In the case of breast cancer, most women with the disease have at least one known risk factor (such as dense breasts or high body mass index) that is easily assessed at the time of diagnosis, according to a recent study led by Dr. Kerlikowske. In the study, more than 90% of women had at least one risk factor when diagnosed with breast cancer.
This information could potentially be used to inform risk-based screening in the future, noted Dr.

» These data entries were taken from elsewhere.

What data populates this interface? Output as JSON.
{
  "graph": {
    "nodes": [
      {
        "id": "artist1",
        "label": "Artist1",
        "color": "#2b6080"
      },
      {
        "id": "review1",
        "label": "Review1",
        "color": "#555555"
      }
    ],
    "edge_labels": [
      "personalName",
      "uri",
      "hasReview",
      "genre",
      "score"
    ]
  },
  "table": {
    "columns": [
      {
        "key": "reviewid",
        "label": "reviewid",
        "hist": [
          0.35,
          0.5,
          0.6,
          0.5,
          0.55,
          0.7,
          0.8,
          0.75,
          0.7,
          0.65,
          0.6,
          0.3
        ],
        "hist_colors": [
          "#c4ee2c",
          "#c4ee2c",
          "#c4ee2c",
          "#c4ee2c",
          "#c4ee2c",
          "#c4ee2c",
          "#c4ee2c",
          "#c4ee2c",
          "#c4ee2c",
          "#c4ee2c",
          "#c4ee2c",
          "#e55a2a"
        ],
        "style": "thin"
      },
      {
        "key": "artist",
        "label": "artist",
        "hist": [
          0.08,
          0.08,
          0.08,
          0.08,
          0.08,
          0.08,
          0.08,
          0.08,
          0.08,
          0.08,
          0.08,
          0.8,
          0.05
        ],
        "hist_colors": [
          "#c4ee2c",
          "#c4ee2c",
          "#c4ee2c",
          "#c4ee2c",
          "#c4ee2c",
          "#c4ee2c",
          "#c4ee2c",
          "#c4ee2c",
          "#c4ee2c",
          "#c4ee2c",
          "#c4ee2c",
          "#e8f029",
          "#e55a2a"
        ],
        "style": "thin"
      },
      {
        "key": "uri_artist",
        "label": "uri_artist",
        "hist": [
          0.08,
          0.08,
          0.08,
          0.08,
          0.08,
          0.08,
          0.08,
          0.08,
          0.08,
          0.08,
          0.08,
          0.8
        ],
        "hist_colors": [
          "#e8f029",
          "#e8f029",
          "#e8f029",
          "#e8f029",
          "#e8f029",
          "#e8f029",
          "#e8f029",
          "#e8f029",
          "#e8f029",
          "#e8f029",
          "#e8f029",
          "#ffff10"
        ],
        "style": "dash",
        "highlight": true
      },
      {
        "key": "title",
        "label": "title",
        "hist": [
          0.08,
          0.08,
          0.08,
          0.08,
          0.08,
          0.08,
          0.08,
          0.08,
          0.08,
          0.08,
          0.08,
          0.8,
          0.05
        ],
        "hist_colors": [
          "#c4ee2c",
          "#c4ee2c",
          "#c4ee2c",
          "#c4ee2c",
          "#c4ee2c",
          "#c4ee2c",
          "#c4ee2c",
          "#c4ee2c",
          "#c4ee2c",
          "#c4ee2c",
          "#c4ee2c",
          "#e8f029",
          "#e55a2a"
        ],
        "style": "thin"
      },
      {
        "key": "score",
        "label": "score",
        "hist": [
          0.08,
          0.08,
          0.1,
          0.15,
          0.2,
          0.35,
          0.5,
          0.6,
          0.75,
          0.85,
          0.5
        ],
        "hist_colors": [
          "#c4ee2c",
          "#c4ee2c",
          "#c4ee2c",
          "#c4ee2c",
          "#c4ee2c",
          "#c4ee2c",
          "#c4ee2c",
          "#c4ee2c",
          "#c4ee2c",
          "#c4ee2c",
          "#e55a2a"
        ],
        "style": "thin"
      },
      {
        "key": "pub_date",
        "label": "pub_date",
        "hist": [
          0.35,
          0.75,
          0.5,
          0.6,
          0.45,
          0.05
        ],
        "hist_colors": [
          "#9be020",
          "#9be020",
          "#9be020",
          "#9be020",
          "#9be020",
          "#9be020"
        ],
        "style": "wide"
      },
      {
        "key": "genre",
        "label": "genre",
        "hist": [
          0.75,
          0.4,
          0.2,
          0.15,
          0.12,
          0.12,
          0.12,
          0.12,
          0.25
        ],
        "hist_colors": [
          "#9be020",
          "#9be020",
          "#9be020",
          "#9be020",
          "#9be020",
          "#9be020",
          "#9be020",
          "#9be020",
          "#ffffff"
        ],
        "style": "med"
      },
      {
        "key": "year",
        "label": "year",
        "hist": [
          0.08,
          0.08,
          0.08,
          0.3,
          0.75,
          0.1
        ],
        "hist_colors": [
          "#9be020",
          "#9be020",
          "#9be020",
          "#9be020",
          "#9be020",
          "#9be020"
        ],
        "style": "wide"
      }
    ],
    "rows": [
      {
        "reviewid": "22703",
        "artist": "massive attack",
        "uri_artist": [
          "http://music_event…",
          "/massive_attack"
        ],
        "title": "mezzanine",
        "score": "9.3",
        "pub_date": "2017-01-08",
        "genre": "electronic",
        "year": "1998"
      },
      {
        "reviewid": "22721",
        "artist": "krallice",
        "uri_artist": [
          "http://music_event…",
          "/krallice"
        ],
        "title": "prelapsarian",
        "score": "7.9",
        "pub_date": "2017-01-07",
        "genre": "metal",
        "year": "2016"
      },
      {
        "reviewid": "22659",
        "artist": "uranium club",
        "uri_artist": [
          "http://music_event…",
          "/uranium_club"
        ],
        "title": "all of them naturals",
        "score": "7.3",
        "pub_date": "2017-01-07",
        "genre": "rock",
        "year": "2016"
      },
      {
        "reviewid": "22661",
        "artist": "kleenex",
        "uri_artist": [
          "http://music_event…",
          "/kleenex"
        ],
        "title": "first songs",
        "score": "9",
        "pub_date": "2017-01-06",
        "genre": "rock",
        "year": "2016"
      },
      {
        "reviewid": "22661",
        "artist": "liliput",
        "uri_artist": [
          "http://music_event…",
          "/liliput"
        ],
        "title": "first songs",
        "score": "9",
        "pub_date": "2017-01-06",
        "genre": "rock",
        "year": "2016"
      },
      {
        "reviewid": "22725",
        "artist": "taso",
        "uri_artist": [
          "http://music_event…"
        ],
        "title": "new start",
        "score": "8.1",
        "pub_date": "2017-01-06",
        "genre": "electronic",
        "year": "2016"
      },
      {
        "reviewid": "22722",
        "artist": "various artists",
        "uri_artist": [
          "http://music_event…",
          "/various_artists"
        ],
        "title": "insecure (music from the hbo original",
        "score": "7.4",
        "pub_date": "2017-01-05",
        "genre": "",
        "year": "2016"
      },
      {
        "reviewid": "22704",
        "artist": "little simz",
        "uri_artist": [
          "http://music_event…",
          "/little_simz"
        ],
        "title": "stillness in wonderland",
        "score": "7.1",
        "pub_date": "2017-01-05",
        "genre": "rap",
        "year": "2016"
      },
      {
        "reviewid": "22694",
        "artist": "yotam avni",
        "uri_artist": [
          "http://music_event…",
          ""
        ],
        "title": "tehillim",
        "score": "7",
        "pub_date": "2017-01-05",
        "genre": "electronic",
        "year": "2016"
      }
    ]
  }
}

Kerlikowske.
"In our study, the most prevalent and strongest risk factor among women developing breast cancer was breast density," said Natalie Engmann, a Ph.D. candidate at UCSF and the study's first author.
The study authors concluded that to individualize breast cancer prevention, risk models need to include breast density. The Breast Cancer Surveillance Consortium Risk Calculator is the only risk prediction model that incorporates a clinical measure of breast density.
For Dr. Esserman, the falling costs of sequencing DNA have created an opportunity to explore new approaches to screening that incorporate genetic information.
There's no reason we can't improve on the model we have today. Women should demand and expect changes in how we screen for this disease.
"There's no reason we can't improve on the model we have today," she said, noting that the seminal clinical trials that led to the current guidelines were conducted decades ago, long before the introduction of current tools such as tests for estrogen, progesterone, and HER2 receptors. "Women should demand and expect changes in how we screen for this disease."
As the tools and methods for screening improve, Dr. Esserman predicted, doctors can start to do less screening for people who are at lower risk. "This is the way the field is going to evolve—toward putting resources to the people who need them the most," she added.